Olhando para todos os nomes citados, menos se compreende a teimosia de Biden, cuja defesa pela democracia é inquestionável, em não se importar de aparecer nesta companhia. Como escreveu na semana passada um cronista do Washington Post, há de facto algo um pouco “trumpista” na ideia do presidente dos EUA de que apenas ele será capaz de derrotar o rival republicano. Um ideia (errada) de que é uma missão de vida, apesar de todas as provas (em vídeo...) contrárias.
Só que o mesmo vemos acontecer noutras áreas. Ainda agora, no Euro2024, foi bem patente que Cristiano Ronaldo já não está com competitividade suficiente para ser titular daquela equipa. Houve vários momentos (e contra a França foi praticamente o jogo todo) que a seleção portuguesa parecia estar a jogar com menos um elemento em campo, tendo em conta a já incapacidade de CR7 de ajudar os companheiros de equipa nas recuperações e na construção de jogo. No entanto, o próprio ou não o percebe ou, percebendo, acredita que a mais-valia que traz ainda compensa.

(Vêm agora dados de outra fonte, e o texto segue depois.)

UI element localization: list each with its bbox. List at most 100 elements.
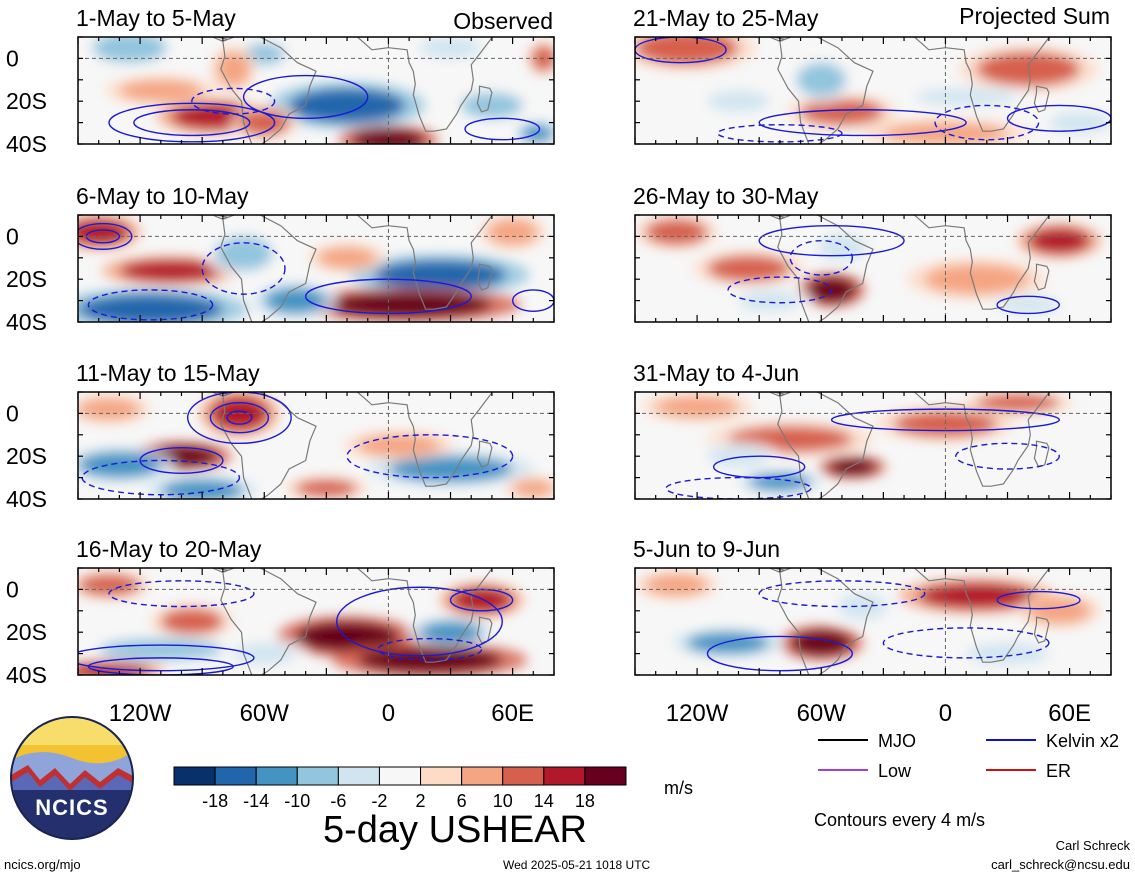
panel-title: 1-May to 5-May [76,5,236,31]
tick-marks [77,391,555,500]
contour-positive [758,224,905,257]
panel-frame [634,214,1112,323]
coastline [913,215,1051,310]
field-blob [512,479,554,497]
field-blob [243,43,285,65]
colorbar-tick-label: 18 [575,791,595,811]
tick-marks [634,391,1112,500]
contour-positive [209,401,270,434]
x-tick-label: 60W [797,700,847,727]
field-blob [216,51,250,87]
contour-positive [635,37,727,64]
colorbar-tick-label: -14 [243,791,269,811]
colorbar-tick-label: 10 [493,791,513,811]
field-blob [119,259,223,282]
shading-group [78,215,547,322]
x-tick-label: 0 [382,700,395,727]
contour-positive [78,644,255,672]
coastline [777,568,874,675]
coastline [1034,371,1065,388]
contour-positive [139,446,224,475]
colorbar-bin [543,766,586,786]
contour-positive [226,410,253,425]
contour-positive [108,102,276,143]
coastline [1033,616,1050,644]
projected-label: Projected Sum [959,3,1110,29]
coastline [777,392,874,499]
panel-6: 26-May to 30-May [633,183,1112,323]
contour-negative [201,242,286,295]
field-blob [419,37,482,59]
field-blob [419,621,482,643]
y-tick-label: 0 [6,223,19,249]
panel-title: 6-May to 10-May [76,183,249,209]
y-tick-label: 20S [6,619,47,645]
panel-plot-area [78,392,554,499]
panel-4: 16-May to 20-May 0 20S 40S [6,536,555,688]
tick-marks [634,567,1112,676]
field-blob [997,296,1060,314]
panel-plot-area [635,37,1111,144]
contour-negative [955,442,1060,470]
panel-plot-area [78,568,554,675]
field-blob [738,289,801,312]
colorbar: -18 -14 -10 -6 -2 2 6 10 14 18 [173,766,627,811]
contour-negative [934,104,1040,141]
field-blob [924,264,1029,295]
panel-title: 26-May to 30-May [633,183,819,209]
contour-group [78,580,514,675]
field-blob [357,434,441,457]
y-tick-label: 0 [6,576,19,602]
colorbar-bin [502,766,545,786]
colorbar-bin [296,766,339,786]
panel-frame [77,567,555,676]
field-blob [686,632,770,654]
x-tick-label: 60E [491,700,534,727]
colorbar-bin [214,766,257,786]
legend-label: ER [1046,761,1071,781]
field-blob [373,259,507,290]
coastline [356,37,494,132]
y-tick-label: 40S [6,486,47,512]
colorbar-bin [420,766,463,786]
coastline [1034,194,1065,211]
coastline [220,215,317,322]
field-blob [92,37,167,63]
footer-author: Carl Schreck [1056,838,1131,853]
colorbar-bin [255,766,298,786]
contour-negative [882,627,1050,659]
panel-title: 21-May to 25-May [633,5,819,31]
coastline [356,215,494,310]
tick-marks [77,567,555,676]
contour-negative [81,459,241,496]
panel-plot-area [635,371,1111,499]
tick-marks [77,36,555,145]
colorbar-tick-label: -6 [330,791,346,811]
contour-negative [191,87,276,115]
x-tick-label: 60W [240,700,290,727]
units-label: m/s [664,778,693,798]
y-tick-label: 20S [6,88,47,114]
coastline [913,37,1051,132]
coastline [356,568,494,663]
panel-8: 5-Jun to 9-Jun [633,536,1112,676]
coastline [1033,263,1050,291]
contour-positive [78,222,133,250]
contour-group [81,392,514,496]
panel-plot-area [635,194,1111,322]
y-tick-label: 40S [6,131,47,157]
field-blob [707,255,791,282]
panel-title: 11-May to 15-May [76,360,260,386]
field-blob [289,88,405,123]
colorbar-tick-label: -10 [284,791,310,811]
ncics-logo: NCICS [10,716,134,840]
panel-title: 31-May to 4-Jun [633,360,799,386]
field-blob [78,574,141,596]
field-blob [98,638,223,661]
tick-marks [634,214,1112,323]
contour-positive [87,657,234,675]
panel-plot-area [78,37,554,144]
field-blob [487,219,538,245]
panel-frame [77,214,555,323]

Mas aqui entramos noutro problema que a sociedade ocidental teima em não conseguir resolver - e que, quero acreditar, as culturas orientais, em especial a japonesa, conseguem lidar bem melhor: como fazer com que alguém que já ultrapassou o seu pico não se sinta obsoleto.
Lá, os mais velhos tendem a ser honrados pela sua experiência, consultados porque existe a noção de que a vida ensina muita coisa e que, de outra forma, estamos condenados a repetir sempre os mesmos erros e, acima de tudo, por tradição, são valorizados. Não precisam estar em lugares de ação para sentirem que fazem parte do quotidiano, o dia a dia vem ter com eles porque é preciso. Pelo menos é esta a tradição.
Por cá, fazemos o inverso. Parece que se não estivermos “a mandar” no nosso mundo, seja ele a Casa Branca, o campo da bola ou o momento em que pedimos o café e o bagaço ao balcão já não valemos nada. O que, ainda por cima, é injusto para quem vem depois de nós, porque, ao nos perpetuarmos nas profissões, nas atividades ou até no tempo de espera na fila estamos a tirar lugar a quem quer progredir.
Infelizmente, nem todos temos o talento, inteligência e liberdade (e, consequentemente, o dinheiro) de Bill Gates, que quando percebeu já não ser uma enorme mais-valia para a Microsoft foi-se embora da empresa para se dedicar à sua fundação. Mas podemos, pelo menos, e cada um à nossa medida, almejar a algo parecido - mudar de atividade, reinventarmo-nos, ou simplesmente ir para a reforma, se já for caso disso. E assim sair do caminho dos mais novos que, de certeza, têm ideias mais frescas do que nós. Podem não ser muito melhores, mas pelo menos são outras.